The Navy yesterday said they have strengthened operations in the seas off Eastern and Northern Provinces to curb illegal migration to and from the country.
The Navy so far has curtailed illegal migration of 537 persons this year.
Navy Spokesman Commander KosalaWarnakulasuriya said they intercepted over 14 boats carrying hundreds of people, including women and children, to Australia.
“Most were arrested for attempting to flee to Australia illegally under the guise of asylum seekers,” he said.
The Navy warned those trying to illegally migrate to Australia with the help of human traffickers, to refrain from such activities, stating such attempts would be futile as the Navy is keeping a close vigil. “We are fully aware of their smuggling network,” the Navy spokesman said.

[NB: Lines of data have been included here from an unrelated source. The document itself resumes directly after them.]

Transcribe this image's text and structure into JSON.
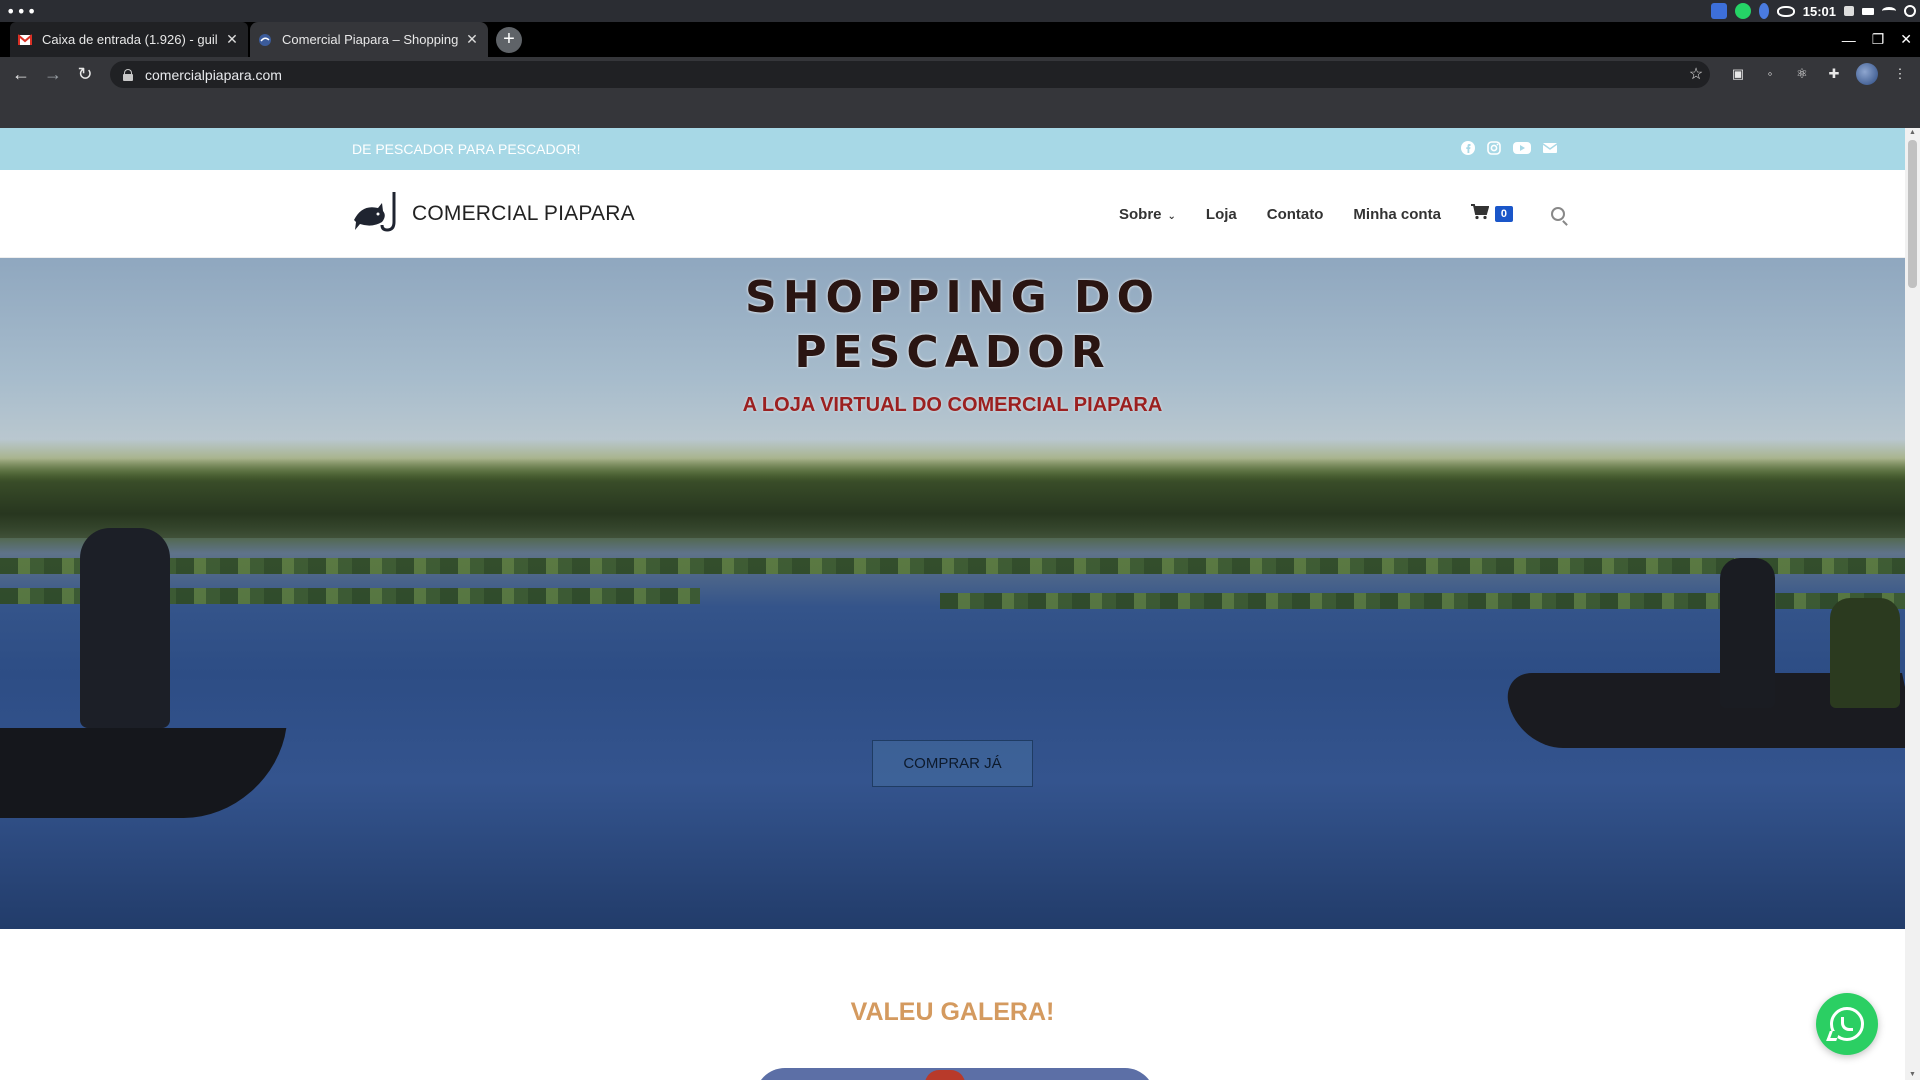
{
  "os": {
    "time": "15:01",
    "menu_dots": "•••"
  },
  "browser": {
    "tabs": [
      {
        "label": "Caixa de entrada (1.926) - guil",
        "favicon": "gmail-icon",
        "active": false
      },
      {
        "label": "Comercial Piapara – Shopping",
        "favicon": "piapara-favicon-icon",
        "active": true
      }
    ],
    "new_tab_label": "+",
    "url": "comercialpiapara.com"
  },
  "site": {
    "topbar": {
      "tagline": "DE PESCADOR PARA PESCADOR!",
      "social_icons": [
        "facebook-icon",
        "instagram-icon",
        "youtube-icon",
        "email-icon"
      ]
    },
    "logo_text": "COMERCIAL PIAPARA",
    "nav": {
      "sobre": "Sobre",
      "loja": "Loja",
      "contato": "Contato",
      "minha_conta": "Minha conta",
      "cart_count": "0"
    },
    "hero": {
      "title_line1": "SHOPPING DO",
      "title_line2": "PESCADOR",
      "subtitle": "A LOJA VIRTUAL DO COMERCIAL PIAPARA",
      "cta": "COMPRAR JÁ"
    },
    "section_title": "VALEU GALERA!"
  },
  "colors": {
    "topbar_bg": "#a7d8e6",
    "subtitle_red": "#9b2020",
    "section_title": "#d49a5f",
    "cart_badge": "#1a56c9",
    "whatsapp_green": "#2bcf63"
  }
}
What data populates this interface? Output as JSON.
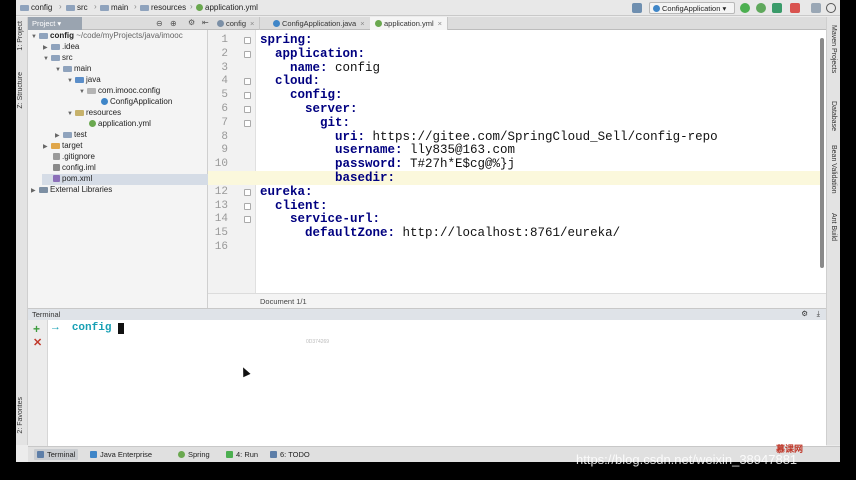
{
  "breadcrumb": [
    {
      "label": "config",
      "icon": "folder-icon"
    },
    {
      "label": "src",
      "icon": "folder-icon"
    },
    {
      "label": "main",
      "icon": "folder-icon"
    },
    {
      "label": "resources",
      "icon": "folder-icon"
    },
    {
      "label": "application.yml",
      "icon": "yml-file-icon"
    }
  ],
  "run_config": "ConfigApplication",
  "project_panel_label": "Project",
  "tabs": [
    {
      "label": "config",
      "active": false
    },
    {
      "label": "ConfigApplication.java",
      "active": false
    },
    {
      "label": "application.yml",
      "active": true
    }
  ],
  "left_stripe": {
    "project": "1: Project",
    "structure": "Z: Structure",
    "favorites": "2: Favorites"
  },
  "right_stripe": {
    "maven": "Maven Projects",
    "database": "Database",
    "bean": "Bean Validation",
    "ant": "Ant Build"
  },
  "tree": {
    "root_name": "config",
    "root_path": "~/code/myProjects/java/imooc",
    "items": [
      {
        "label": "idea",
        "prefix": "."
      },
      {
        "label": "src"
      },
      {
        "label": "main"
      },
      {
        "label": "java"
      },
      {
        "label": "com.imooc.config"
      },
      {
        "label": "ConfigApplication"
      },
      {
        "label": "resources"
      },
      {
        "label": "application.yml"
      },
      {
        "label": "test"
      },
      {
        "label": "target"
      },
      {
        "label": ".gitignore"
      },
      {
        "label": "config.iml"
      },
      {
        "label": "pom.xml"
      },
      {
        "label": "External Libraries"
      }
    ]
  },
  "editor": {
    "line_numbers": [
      "1",
      "2",
      "3",
      "4",
      "5",
      "6",
      "7",
      "8",
      "9",
      "10",
      "11",
      "12",
      "13",
      "14",
      "15",
      "16"
    ],
    "lines": [
      {
        "key": "spring:",
        "value": ""
      },
      {
        "key": "  application:",
        "value": ""
      },
      {
        "key": "    name:",
        "value": " config"
      },
      {
        "key": "  cloud:",
        "value": ""
      },
      {
        "key": "    config:",
        "value": ""
      },
      {
        "key": "      server:",
        "value": ""
      },
      {
        "key": "        git:",
        "value": ""
      },
      {
        "key": "          uri:",
        "value": " https://gitee.com/SpringCloud_Sell/config-repo"
      },
      {
        "key": "          username:",
        "value": " lly835@163.com"
      },
      {
        "key": "          password:",
        "value": " T#27h*E$cg@%}j"
      },
      {
        "key": "          basedir:",
        "value": ""
      },
      {
        "key": "eureka:",
        "value": ""
      },
      {
        "key": "  client:",
        "value": ""
      },
      {
        "key": "    service-url:",
        "value": ""
      },
      {
        "key": "      defaultZone:",
        "value": " http://localhost:8761/eureka/"
      },
      {
        "key": "",
        "value": ""
      }
    ],
    "current_line": 11,
    "status": "Document 1/1"
  },
  "terminal": {
    "header": "Terminal",
    "prompt_arrow": "→",
    "prompt_dir": "config",
    "id_text": "0D374269"
  },
  "bottom_tabs": [
    {
      "label": "Terminal",
      "active": true,
      "color": "#5d7ea8"
    },
    {
      "label": "Java Enterprise",
      "active": false,
      "color": "#3f86c8"
    },
    {
      "label": "Spring",
      "active": false,
      "color": "#6aa84f"
    },
    {
      "label": "4: Run",
      "active": false,
      "color": "#4caf50"
    },
    {
      "label": "6: TODO",
      "active": false,
      "color": "#5d7ea8"
    }
  ],
  "watermark": "https://blog.csdn.net/weixin_38947881",
  "logo_text": "慕课网",
  "colors": {
    "accent": "#18a0b5",
    "key": "#000080",
    "current_line": "#fbf8dc"
  }
}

“The victims pay huge of amounts of money to smugglers to take them illegally to another country, but what they do is only risking their lives,” he said.
“Human traffickers transport victims in multi-day fishing trawlers designed for fishing and not for passenger transport. The journey can take a long time. Adverse weather conditions could affect the journey. Sometimes there is not enough food in the vessel,” he said.
Asked why those involved in human trafficking show a greater tendency to use Eastern seaports to launch boats to transport passengers, Warnakulasuriya said it was mainly because of the deserted beaches. “They use these beaches to organise the travel, to bring supplies for those who have paid for their illegal undertaking, to bring them together and other provisions.
Eastern Province beaches are a safe haven for smugglers with the Yala Sanctuary close at hand to hide themselves or their equipments,” he said.